I don't have idea. Help me.
Thanks in advanced.
EDIT: I found a result that group of order $p^2$ has exactly $p+1$ maximal subgroup (see page $27$ of Group Theory I - Michio Suzuki). So for a finite $p$-group we are done that it has at least $p+1$ maximal subgroups. I hope I don't have mistakes. :)
On
An elementary solution, which does not require any knowledge of the Frattini subgroup, is the following.
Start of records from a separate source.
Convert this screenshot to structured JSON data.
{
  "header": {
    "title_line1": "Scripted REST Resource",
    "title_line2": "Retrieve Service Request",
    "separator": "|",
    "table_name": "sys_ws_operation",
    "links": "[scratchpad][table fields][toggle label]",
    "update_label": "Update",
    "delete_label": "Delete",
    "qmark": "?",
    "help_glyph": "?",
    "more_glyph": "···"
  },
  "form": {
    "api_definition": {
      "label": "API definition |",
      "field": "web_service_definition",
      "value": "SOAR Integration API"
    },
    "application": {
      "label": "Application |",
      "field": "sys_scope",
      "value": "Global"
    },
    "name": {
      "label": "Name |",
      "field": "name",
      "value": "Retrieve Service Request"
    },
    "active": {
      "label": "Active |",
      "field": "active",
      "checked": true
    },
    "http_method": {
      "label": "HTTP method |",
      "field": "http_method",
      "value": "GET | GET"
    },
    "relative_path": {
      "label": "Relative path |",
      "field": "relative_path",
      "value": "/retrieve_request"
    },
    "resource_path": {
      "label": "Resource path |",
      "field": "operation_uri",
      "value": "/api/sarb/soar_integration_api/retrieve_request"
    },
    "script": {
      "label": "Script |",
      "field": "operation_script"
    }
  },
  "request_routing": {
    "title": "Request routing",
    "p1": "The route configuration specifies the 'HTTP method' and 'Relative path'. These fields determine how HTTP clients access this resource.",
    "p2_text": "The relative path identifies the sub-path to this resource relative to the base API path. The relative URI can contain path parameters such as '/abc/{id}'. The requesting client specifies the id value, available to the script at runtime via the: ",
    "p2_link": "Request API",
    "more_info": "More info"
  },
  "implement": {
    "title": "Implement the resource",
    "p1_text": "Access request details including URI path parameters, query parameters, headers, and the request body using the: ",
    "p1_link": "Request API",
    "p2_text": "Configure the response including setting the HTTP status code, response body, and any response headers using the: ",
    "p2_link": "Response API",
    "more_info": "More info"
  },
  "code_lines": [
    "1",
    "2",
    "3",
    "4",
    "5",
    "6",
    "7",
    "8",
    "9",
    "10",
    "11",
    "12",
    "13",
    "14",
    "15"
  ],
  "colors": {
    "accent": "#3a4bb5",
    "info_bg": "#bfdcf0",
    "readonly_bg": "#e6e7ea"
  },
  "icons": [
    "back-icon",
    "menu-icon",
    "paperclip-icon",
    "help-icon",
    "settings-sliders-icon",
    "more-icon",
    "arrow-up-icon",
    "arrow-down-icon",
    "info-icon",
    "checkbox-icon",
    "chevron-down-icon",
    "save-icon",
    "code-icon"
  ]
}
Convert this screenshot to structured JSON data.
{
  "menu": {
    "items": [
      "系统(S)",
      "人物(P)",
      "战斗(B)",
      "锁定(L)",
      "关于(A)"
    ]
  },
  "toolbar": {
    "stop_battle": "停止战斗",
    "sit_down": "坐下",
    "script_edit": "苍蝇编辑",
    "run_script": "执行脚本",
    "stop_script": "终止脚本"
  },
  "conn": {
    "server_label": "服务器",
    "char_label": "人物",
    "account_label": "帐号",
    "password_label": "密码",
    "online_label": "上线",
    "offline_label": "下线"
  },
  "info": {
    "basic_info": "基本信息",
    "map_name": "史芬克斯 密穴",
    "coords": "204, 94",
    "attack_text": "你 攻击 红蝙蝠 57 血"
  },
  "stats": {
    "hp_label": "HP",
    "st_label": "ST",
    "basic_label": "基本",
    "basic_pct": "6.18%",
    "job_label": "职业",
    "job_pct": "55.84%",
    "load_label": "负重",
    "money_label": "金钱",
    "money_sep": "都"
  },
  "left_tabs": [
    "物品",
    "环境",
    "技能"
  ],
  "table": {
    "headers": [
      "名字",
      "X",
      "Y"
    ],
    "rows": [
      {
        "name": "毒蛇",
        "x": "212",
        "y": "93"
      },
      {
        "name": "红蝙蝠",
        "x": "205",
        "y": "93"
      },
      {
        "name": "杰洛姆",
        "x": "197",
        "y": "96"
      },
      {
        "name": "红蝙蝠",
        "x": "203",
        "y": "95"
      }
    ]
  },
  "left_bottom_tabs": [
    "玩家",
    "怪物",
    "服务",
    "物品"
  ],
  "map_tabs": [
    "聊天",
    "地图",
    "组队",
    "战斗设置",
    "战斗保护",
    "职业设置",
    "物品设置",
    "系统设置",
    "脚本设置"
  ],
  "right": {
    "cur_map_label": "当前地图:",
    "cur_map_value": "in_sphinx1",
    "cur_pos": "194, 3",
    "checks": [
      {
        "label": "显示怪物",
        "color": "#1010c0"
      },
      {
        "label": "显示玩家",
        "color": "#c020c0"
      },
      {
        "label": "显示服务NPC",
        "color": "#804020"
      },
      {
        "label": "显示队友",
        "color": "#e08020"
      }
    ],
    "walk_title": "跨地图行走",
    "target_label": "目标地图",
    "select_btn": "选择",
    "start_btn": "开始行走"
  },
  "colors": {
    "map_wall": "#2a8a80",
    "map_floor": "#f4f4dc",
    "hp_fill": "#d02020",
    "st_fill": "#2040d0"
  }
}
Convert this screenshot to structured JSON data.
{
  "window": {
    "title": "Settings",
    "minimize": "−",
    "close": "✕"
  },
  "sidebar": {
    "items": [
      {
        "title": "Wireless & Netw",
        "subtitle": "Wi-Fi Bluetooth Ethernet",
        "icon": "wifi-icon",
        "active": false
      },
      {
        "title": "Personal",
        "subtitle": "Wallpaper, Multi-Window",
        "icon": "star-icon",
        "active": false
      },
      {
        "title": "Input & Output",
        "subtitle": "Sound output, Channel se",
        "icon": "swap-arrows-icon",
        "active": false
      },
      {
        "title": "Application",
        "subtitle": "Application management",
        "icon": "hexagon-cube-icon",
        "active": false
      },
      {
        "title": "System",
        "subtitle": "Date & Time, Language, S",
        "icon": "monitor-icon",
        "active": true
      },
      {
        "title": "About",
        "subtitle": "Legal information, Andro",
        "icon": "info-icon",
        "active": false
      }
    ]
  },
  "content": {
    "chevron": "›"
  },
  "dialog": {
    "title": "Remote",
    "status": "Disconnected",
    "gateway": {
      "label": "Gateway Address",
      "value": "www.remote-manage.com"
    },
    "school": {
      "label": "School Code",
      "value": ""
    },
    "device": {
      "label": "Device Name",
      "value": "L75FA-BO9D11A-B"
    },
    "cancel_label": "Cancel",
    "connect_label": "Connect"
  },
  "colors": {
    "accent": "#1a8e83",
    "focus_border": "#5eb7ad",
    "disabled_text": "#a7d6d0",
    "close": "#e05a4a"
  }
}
Let $M$ and $N$ be two distinct maximal subgroups. They are known to be normal in $G$, and the homomorphism $$ G \to G/M \times G/N, \qquad x \mapsto (xM, xN), $$ has kernel $K = M \cap N$, of index $p^2$ in $G$, so $G/K \cong G/M \times G/N$ is elementary abelian of order $p^2$, and its $p+1$ subgroups of index $p$ correspond to $p+1$ distinct maximal subgroups of $G$.
Hint: The intersection of all maximal subgroups $F$ is called a Frattini subgroup. It is known that $G/F$ is Abelian (since $G$ is nilpotent). So it is sufficient to consider maximal subgroups of the Abelian group $G/F$.